Esse é um dos grandes dilemas da maioria dos projetos governamentais e institucionais de educação financeira. Como ensinar na escola se os professores não estão preparados? Como ensinar em casa se os pais não foram educados? Certamente não serão as ruas que vão ensinar. Teremos que ser nós mesmo, pais, professores e outros educadores que, em casa e nas escolas, assumiremos mais essa responsabilidade, preparados ou não. Quando participei do Grupo de Apoio Pedagógico do MEC que trabalhava na elaboração da Estratégia Nacional de Educação Financeira – ENEF, o que mais se dizia quando essa questão aparecia era: “temos que trocar os pneus com o carro andando”.

Aos consultar projetos de educação financeira de vários países, surgiu um consenso quase absoluto: aqueles que não começaram pelas crianças precisaram dar passos atrás e recomeçar. É mais fácil, mais barato, mais duradouro e mais produtivo investir na educação das crianças do que tentar mudar hábitos de adultos. E educação financeira em essência é isso: bons hábitos, boas posturas e boas atitudes diante de situações que envolvem dinheiro.

Está cada vez mais claro que o domínio da matemática financeira ou de conhecimentos do mercado financeiro é menos importante do que o domínio dos próprios impulsos e maus hábitos. Isso é uma ótima notícia e o fim de muitas desculpas. Educação financeira pode(e deve), si, começar na infância e ser oferecida em todas as classes sociais.

Vejamos algumas dicas e mitos a respeito:

Cofrinhos – Ótimo instrumento. Mas os porquinhos sentem fome. É importante que os adultos deem moedas às crianças para alimentá-los. A frequência e quantidade são mais relevantes do que os valores. O ideal é que sejam associados a objetivos viáveis para que possam oferecer o prazer da conquista e da realização em curto e médio prazo. Objetivos significativos para a criança, como a compra de um brinquedo, um passeio ou curtir uma tarde inteira tomando sorvetes. Nada de associar a objetivos da vida adulta, faculdade, auto sustento ou coisa parecida. Isso não motiva e pode chatear.

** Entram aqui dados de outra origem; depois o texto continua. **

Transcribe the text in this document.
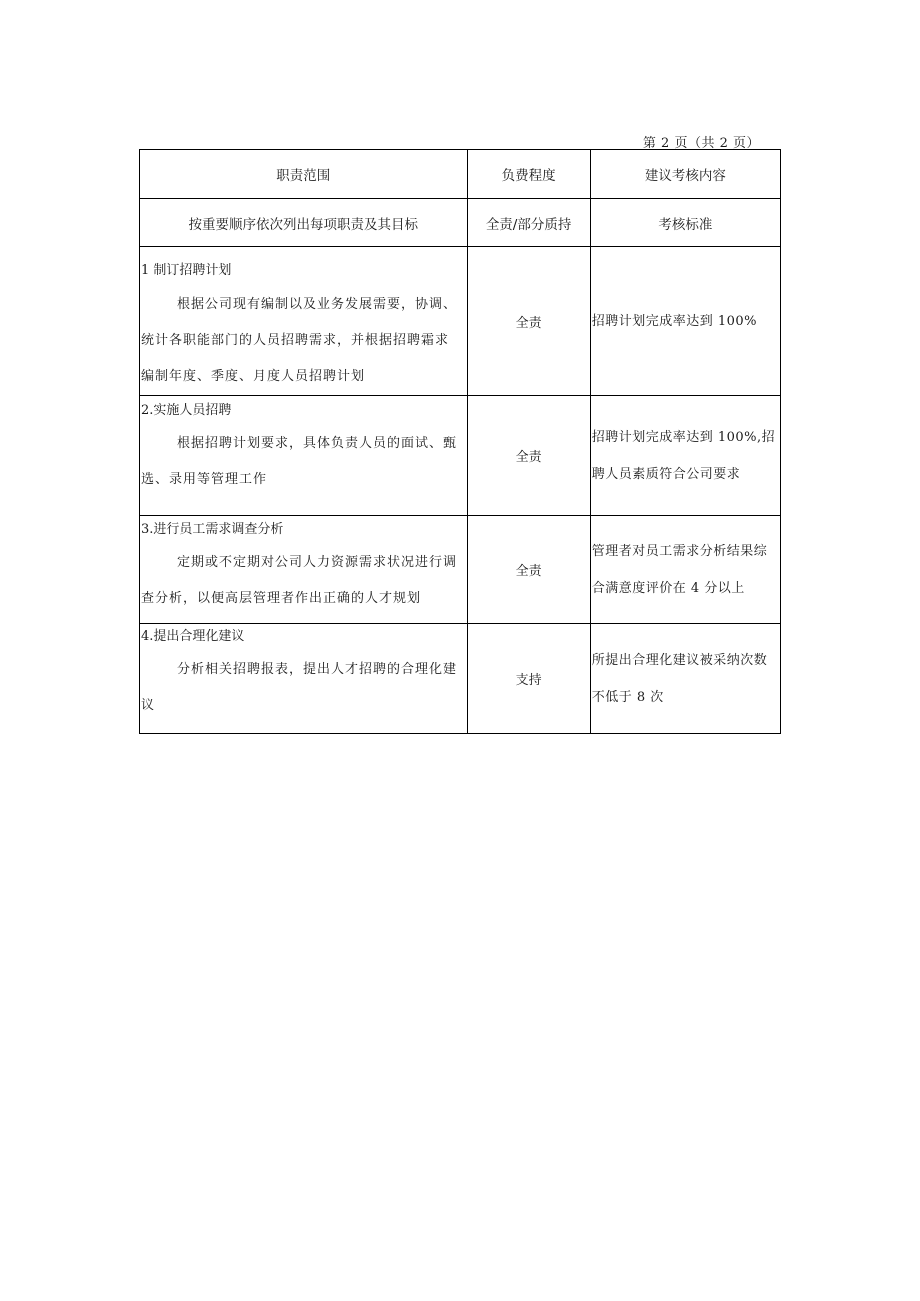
第 2 页（共 2 页）
职责范围	负费程度	建议考核内容
按重要顺序依次列出每项职责及其目标	全责/部分质持	考核标准

1 制订招聘计划
根据公司现有编制以及业务发展需要，协调、统计各职能部门的人员招聘需求，并根据招聘霜求编制年度、季度、月度人员招聘计划	全责	招聘计划完成率达到 100%

2.实施人员招聘
根据招聘计划要求，具体负责人员的面试、甄选、录用等管理工作	全责	招聘计划完成率达到 100%,招聘人员素质符合公司要求

3.进行员工需求调查分析
定期或不定期对公司人力资源需求状况进行调查分析，以便高层管理者作出正确的人才规划	全责	管理者对员工需求分析结果综合满意度评价在 4 分以上

4.提出合理化建议
分析相关招聘报表，提出人才招聘的合理化建议	支持	所提出合理化建议被采纳次数不低于 8 次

Mesada – Ótimo instrumento. Mas é apenas isso, um instrumento. Precisa ser acompanhada de orientações e acompanhamento. Pode iniciar aos 6 ou 7 anos, com pagamentos semanais. A partir dos 10 ou 11, pode virar mensal, com ou sem período de adaptação com pagamentos quinzenais. Não deve englobar o valor do lanche na escola. Não deve ser calibrada pelo desempenho escolar ou pelo exercício de atividades domésticas. Deve ter uma parte apartada para a formação de reservas de poupança.

Produtos financeiros – Excelentes motivadores. As crianças gostam de saber que possuem contas bancárias ou produtos financeiros que as aproximam do mundo dos adultos e de seus objetivos. Contas de poupança, planos de previdência e títulos de capitalização são exemplos de produtos que envolvem e motivam as crianças. Basta que entendam os princípios básicos e consigam acompanhar a evolução dos depósitos, saldos e rendimentos. Pelo menos uma ou duas vezes por ano os pais devem falar a respeito, mostrar extratos, comentar sobre o saldo, indagar sobre as expectativas, os sonhos, os desejos e o nível de compreensão.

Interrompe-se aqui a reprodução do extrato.